So I have the following case. I have an interface A and an implementation AImpl. Now I have another implementation of A, called A2Impl, which references any instance of A besides implementing A already.

So I have now drawn the following UML class diagram:

enter image description here

Would this be correct? How do i draws this correctly?

  • 1
    Which UML notation are you implementing?
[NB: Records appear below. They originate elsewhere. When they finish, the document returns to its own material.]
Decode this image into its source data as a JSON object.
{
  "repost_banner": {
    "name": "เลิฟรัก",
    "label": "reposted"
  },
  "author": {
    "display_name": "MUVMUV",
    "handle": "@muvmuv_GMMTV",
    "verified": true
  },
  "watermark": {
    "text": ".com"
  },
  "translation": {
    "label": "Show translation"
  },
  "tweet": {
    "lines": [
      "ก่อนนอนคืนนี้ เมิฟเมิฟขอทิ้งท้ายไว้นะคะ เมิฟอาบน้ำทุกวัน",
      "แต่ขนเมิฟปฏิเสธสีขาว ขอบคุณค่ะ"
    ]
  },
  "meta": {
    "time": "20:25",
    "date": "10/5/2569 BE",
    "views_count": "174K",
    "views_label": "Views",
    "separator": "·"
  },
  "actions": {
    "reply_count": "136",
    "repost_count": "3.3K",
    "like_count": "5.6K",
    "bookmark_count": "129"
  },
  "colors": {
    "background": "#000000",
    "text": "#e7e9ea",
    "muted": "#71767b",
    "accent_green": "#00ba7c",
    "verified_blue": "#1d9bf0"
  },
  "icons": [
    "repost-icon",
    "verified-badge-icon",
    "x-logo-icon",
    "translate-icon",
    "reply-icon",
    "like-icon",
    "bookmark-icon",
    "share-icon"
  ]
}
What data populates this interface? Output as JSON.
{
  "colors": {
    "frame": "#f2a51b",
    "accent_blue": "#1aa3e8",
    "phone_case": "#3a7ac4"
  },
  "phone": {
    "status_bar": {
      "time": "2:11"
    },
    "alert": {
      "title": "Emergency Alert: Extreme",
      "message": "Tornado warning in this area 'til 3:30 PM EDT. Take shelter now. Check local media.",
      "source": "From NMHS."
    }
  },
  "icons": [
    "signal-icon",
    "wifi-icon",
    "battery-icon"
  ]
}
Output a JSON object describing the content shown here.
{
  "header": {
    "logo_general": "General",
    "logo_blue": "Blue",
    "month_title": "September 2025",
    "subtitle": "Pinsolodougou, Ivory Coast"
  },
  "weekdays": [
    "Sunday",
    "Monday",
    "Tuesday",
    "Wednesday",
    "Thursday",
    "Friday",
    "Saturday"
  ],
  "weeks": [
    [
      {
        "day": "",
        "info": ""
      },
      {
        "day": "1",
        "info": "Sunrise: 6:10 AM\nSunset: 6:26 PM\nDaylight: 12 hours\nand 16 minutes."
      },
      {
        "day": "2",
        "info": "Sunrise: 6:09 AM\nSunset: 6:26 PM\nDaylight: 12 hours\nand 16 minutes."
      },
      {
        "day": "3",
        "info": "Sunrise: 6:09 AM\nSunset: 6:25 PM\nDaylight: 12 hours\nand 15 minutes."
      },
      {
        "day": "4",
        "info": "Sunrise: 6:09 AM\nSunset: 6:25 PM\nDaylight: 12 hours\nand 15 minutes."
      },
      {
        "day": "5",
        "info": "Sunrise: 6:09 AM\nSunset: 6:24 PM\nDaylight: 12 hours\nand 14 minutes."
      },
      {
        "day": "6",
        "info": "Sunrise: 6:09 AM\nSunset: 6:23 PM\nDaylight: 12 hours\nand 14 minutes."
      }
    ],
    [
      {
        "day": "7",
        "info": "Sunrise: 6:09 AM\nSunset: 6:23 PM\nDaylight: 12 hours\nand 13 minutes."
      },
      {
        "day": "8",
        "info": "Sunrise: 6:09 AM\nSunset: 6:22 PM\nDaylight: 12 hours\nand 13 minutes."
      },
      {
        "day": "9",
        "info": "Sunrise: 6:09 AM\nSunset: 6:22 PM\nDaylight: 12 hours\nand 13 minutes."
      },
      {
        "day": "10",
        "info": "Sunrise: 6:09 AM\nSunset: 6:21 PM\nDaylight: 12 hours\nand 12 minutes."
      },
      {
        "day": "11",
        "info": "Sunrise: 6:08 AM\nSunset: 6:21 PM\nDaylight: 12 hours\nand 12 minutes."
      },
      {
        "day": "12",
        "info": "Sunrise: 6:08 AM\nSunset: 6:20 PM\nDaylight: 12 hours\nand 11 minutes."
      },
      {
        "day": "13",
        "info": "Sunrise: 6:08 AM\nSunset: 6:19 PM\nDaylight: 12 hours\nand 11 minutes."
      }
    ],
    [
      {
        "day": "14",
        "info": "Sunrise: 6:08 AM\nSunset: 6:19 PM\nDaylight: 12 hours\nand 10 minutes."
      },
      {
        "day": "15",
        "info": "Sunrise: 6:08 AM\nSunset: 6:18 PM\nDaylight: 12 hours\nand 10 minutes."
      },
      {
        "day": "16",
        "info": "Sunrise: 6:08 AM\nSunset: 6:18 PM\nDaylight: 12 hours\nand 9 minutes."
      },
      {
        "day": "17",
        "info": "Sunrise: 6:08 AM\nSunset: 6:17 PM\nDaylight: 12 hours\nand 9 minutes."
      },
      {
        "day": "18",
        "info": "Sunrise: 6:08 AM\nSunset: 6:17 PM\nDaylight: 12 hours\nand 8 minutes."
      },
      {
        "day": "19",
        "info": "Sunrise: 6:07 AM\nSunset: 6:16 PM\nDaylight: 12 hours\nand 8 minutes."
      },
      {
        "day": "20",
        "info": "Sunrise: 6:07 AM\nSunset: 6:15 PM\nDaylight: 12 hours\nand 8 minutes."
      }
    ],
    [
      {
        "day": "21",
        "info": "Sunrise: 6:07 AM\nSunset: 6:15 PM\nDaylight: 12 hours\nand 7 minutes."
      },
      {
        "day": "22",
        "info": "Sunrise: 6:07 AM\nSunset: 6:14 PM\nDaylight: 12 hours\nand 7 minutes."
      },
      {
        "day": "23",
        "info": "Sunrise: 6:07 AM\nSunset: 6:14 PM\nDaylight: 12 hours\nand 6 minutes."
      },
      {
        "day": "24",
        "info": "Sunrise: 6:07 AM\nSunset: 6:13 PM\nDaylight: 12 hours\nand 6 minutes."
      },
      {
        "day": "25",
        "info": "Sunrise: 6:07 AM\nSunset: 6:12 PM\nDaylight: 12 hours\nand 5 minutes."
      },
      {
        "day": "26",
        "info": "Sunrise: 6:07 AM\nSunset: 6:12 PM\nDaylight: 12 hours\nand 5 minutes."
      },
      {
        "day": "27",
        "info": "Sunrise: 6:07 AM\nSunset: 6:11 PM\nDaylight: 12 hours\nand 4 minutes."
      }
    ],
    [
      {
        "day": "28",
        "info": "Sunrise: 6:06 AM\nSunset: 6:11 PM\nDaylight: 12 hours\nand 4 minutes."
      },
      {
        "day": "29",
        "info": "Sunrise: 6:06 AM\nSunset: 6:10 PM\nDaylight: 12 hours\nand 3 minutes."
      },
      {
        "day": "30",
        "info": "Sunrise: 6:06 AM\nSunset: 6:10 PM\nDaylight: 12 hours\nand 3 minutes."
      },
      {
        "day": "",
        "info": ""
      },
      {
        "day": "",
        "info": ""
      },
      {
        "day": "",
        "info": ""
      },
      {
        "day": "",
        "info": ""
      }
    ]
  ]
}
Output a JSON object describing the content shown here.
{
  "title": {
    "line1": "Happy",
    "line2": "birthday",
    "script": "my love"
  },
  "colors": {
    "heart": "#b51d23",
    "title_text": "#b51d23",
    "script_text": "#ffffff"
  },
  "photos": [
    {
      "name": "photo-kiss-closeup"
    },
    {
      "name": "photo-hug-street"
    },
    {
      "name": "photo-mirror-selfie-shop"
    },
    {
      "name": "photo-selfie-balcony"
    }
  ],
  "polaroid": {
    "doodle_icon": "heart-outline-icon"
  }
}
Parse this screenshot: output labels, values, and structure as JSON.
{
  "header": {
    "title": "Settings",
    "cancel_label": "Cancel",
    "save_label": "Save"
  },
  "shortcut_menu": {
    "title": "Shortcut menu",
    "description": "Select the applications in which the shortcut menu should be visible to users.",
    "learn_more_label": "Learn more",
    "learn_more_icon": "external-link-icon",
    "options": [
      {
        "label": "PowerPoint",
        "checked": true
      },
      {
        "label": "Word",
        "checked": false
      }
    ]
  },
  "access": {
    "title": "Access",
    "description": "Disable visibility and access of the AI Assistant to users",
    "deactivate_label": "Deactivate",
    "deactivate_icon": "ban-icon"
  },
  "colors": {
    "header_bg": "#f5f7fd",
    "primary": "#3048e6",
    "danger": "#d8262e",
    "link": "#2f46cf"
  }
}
Implement, extends and composition are drawn with different line styles and arrows.
    – Laiv
    Jun 5, 2019 at 9:43
  • i am using whatever is on the english wikipedia article for class diagrams
    – Marcel
    Jun 5, 2019 at 9:50
  • Well, the answer to the question is yes you can draw such a relationship between A, AImpl and A2Impl but for the sake of the "readability" do use the proper notation to represent the different kinds of associations.
    – Laiv
    Jun 5, 2019 at 9:56
  • So, I took a look at this: en.m.wikipedia.org/wiki/Class_diagram
    – Marcel
    Jun 5, 2019 at 10:00
  • Check the first image in "Relationships".
    – Marcel
    Jun 5, 2019 at 10:01

1 Answer 1


Yes, it is correct, but not optimal.

The dependency just says 'A2Impl' cannot do without 'A', but that is obvious, since A2Impl implements A. In fact, the 'implements' relationship implies the dependency.

If A2Impl has a permanent reference to another instance of A, it would be better to replace the dependency by an association (an arrow with a solid line instead of a dashed line). You may wish to add multiplicities to the association (not mandatory). In the figure below, I have specified multiplicity "1" to indicate that every instance of A2Impl always refers to exactly one instance of A.


If you think an association is not appropriate, you could also assign a stereotype to the dependency, to indicate the type of dependency, e.g. «call».